“It’s not the past!” I smash the bottle on the wall of the ship and start jabbing the sharp edges into my skin. They do nothing, because I am made of harsher stuff than the bottle. I start laughing hysterically. I could not save her, and now I cannot die. What hell is this, to be trapped alive at an impenetrable distance from the one I love.
“Sedate him,” Krave says to the others. More scythkin keep appearing. He must have the entire brood with him. All here on a rescue mission I wish they hadn’t undertaken. Why could they not just leave me alone?
“STOP!” I growl.
“We’re trying to save you, idiot!”
“There’s nothing left of me to save. Not until I find her.” I stand up and run for the door. Three of my broodkin latch on to me, but it is hard to handle a scythkin if he doesn’t want to be handled. They cannot get a real grip on my extended blades and ridges, not without slicing into their digits. There are shouts and curses and in the end, a few thousand volts of the highest current imaginable coursing through my system.
I shut down. The world goes black. My last memory is of trying to reflexively choke someone. I don’t know who it is, my vision has been taken offline by the current, but I know they deserve it.
When I wake up, I have no idea how long I have been out. It doesn’t matter. Time is an irrelevancy now. I have to get back down to the planet. I am sure I can throw myself down, the same way they threw the communicator down. The settings will still be in the ship’s computer, I’m sure. I just have to get to it and hope we are not yet out of range. I doubt they moved away at any great speed. The resurgent Earth is inherently unstable. Disturbing it with gravitational fields accompanying fast travel would be foolish, and Krave would never allow that.
My plan is immediately derailed by finding myself secured with an almost endless series of straps and chains. There is a small white dog sitting on the floor, watching me with interest and maybe confusion. It cocks its head at me, dark eyes filled with animal wisdom. I never liked animals. I thought they were clockwork meat. But since I found myself surrounded by them on that planet, I now yearn for them almost as much as I yearn for Tres herself. That animal was made out of Earth. It is a conduit.
“Pants! Come here!”
A far-off female voice calls the animal and it responds with impressive alacrity.

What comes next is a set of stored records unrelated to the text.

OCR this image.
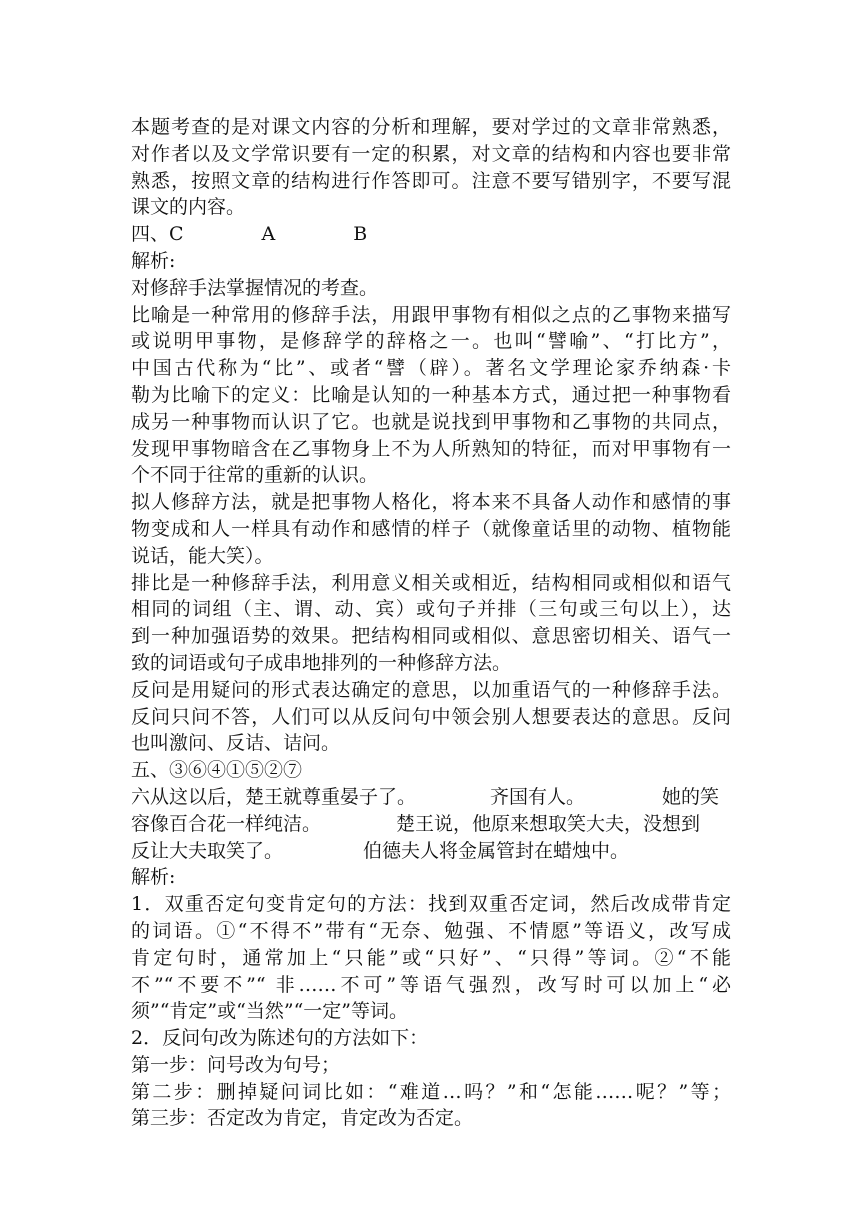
本题考查的是对课文内容的分析和理解，要对学过的文章非常熟悉，
对作者以及文学常识要有一定的积累，对文章的结构和内容也要非常
熟悉，按照文章的结构进行作答即可。注意不要写错别字，不要写混
课文的内容。
四、C	A	B
解析:
对修辞手法掌握情况的考查。
比喻是一种常用的修辞手法，用跟甲事物有相似之点的乙事物来描写
或说明甲事物，是修辞学的辞格之一。也叫“譬喻”、“打比方”，
中国古代称为“比”、或者“譬（辟）。著名文学理论家乔纳森·卡
勒为比喻下的定义：比喻是认知的一种基本方式，通过把一种事物看
成另一种事物而认识了它。也就是说找到甲事物和乙事物的共同点，
发现甲事物暗含在乙事物身上不为人所熟知的特征，而对甲事物有一
个不同于往常的重新的认识。
拟人修辞方法，就是把事物人格化，将本来不具备人动作和感情的事
物变成和人一样具有动作和感情的样子（就像童话里的动物、植物能
说话，能大笑）。
排比是一种修辞手法，利用意义相关或相近，结构相同或相似和语气
相同的词组（主、谓、动、宾）或句子并排（三句或三句以上），达
到一种加强语势的效果。把结构相同或相似、意思密切相关、语气一
致的词语或句子成串地排列的一种修辞方法。
反问是用疑问的形式表达确定的意思，以加重语气的一种修辞手法。
反问只问不答，人们可以从反问句中领会别人想要表达的意思。反问
也叫激问、反诘、诘问。
五、③⑥④①⑤②⑦
六从这以后，楚王就尊重晏子了。	齐国有人。	她的笑
容像百合花一样纯洁。	楚王说，他原来想取笑大夫，没想到
反让大夫取笑了。	伯德夫人将金属管封在蜡烛中。
解析:
1．双重否定句变肯定句的方法：找到双重否定词，然后改成带肯定
的词语。①“不得不”带有“无奈、勉强、不情愿”等语义，改写成
肯定句时，通常加上“只能”或“只好”、“只得”等词。②“不能
不”“不要不”“ 非……不可”等语气强烈，改写时可以加上“必
须”“肯定”或“当然”“一定”等词。
2．反问句改为陈述句的方法如下：
第一步：问号改为句号；
第二步：删掉疑问词比如：“难道…吗？”和“怎能……呢？”等；
第三步：否定改为肯定，肯定改为否定。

“KRAVE!” I shout my brood leader’s name as I tug at my bonds. This is his doing. Nobody else would dare authorize this. I would turn them into slivers of scythkin and serve them to the rest of the brood as an appetizer.
Krave doesn’t come. Instead two others do. The medics. I never liked them.

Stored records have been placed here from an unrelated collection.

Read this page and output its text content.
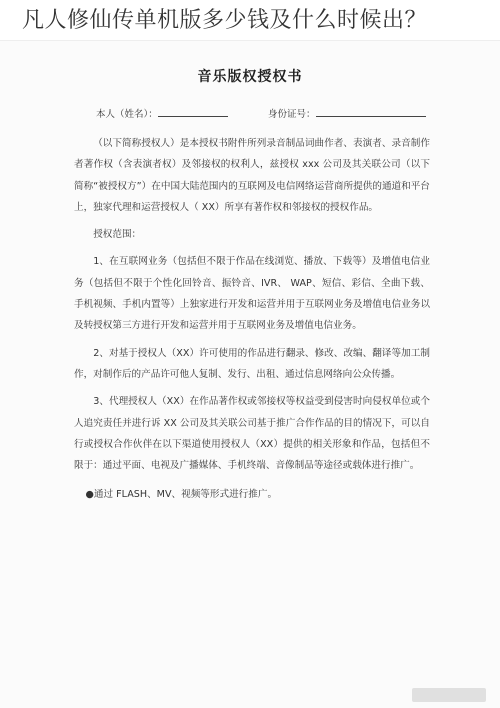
凡人修仙传单机版多少钱及什么时候出？
音乐版权授权书
本人（姓名）：	身份证号：

（以下简称授权人）是本授权书附件所列录音制品词曲作者、表演者、录音制作者著作权（含表演者权）及邻接权的权利人，兹授权 xxx 公司及其关联公司（以下简称“被授权方”）在中国大陆范围内的互联网及电信网络运营商所提供的通道和平台上，独家代理和运营授权人（ XX）所享有著作权和邻接权的授权作品。

授权范围：

1、在互联网业务（包括但不限于作品在线浏览、播放、下载等）及增值电信业务（包括但不限于个性化回铃音、振铃音、IVR、 WAP、短信、彩信、全曲下载、手机视频、手机内置等）上独家进行开发和运营并用于互联网业务及增值电信业务以及转授权第三方进行开发和运营并用于互联网业务及增值电信业务。

2、对基于授权人（XX）许可使用的作品进行翻录、修改、改编、翻译等加工制作，对制作后的产品许可他人复制、发行、出租、通过信息网络向公众传播。

3、代理授权人（XX）在作品著作权或邻接权等权益受到侵害时向侵权单位或个人追究责任并进行诉 XX 公司及其关联公司基于推广合作作品的目的情况下，可以自行或授权合作伙伴在以下渠道使用授权人（XX）提供的相关形象和作品，包括但不限于：通过平面、电视及广播媒体、手机终端、音像制品等途径或载体进行推广。

●通过 FLASH、MV、视频等形式进行推广。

“Let me out now, and I’ll spare your lives,” I threaten. “Make me find my own way out of this, and I cannot guarantee your survival.”
They look at one another, and then they smirk. They don’t believe me. They should.
“I’m sorry we’ve had to do this to you,” Tzan says. “But you’re going to feel better soon. Vrel and I are the best medics our clutch has, you know that. We’re going to take really good care of you.”
“Do not talk to me like an errant hatchling,” I growl. “Let me free. I have time to break.”
“You’ve broken enough time,” Tzan says. “It’s time you got better.”
“I’m not sick, you blazing idiot. Let me go. Now.”
But they don’t let me go. They leave me right where I am and they start talking to one another, discussing plans for my ‘treatment’. While they talk, I am gathering my strength. Nothing can hold a scythkin who truly wants to be free. We are capable of ripping through a shuttle’s hull with our bare hands if we want to. These chains and shackles tell me that they think I am weak. I will soon show them what a mistake that is.
And then there is a pinch.
And then there is more blackness.
I like the nothing. It is all I feel I have left, so it is appropriate to bask in the darkness. I hope I never emerge from it. I no longer have any business left in the world of the living. This is all that is left to me, the eternal void.
And then, it speaks.
“Vulcan…”
I recognize the voice immediately. It is coming to me from very far away, but it is her voice. She still has one. Death might have taken her body, but it has not claimed her essence. Some souls are too great to be taken by eternity. Hers is one of them.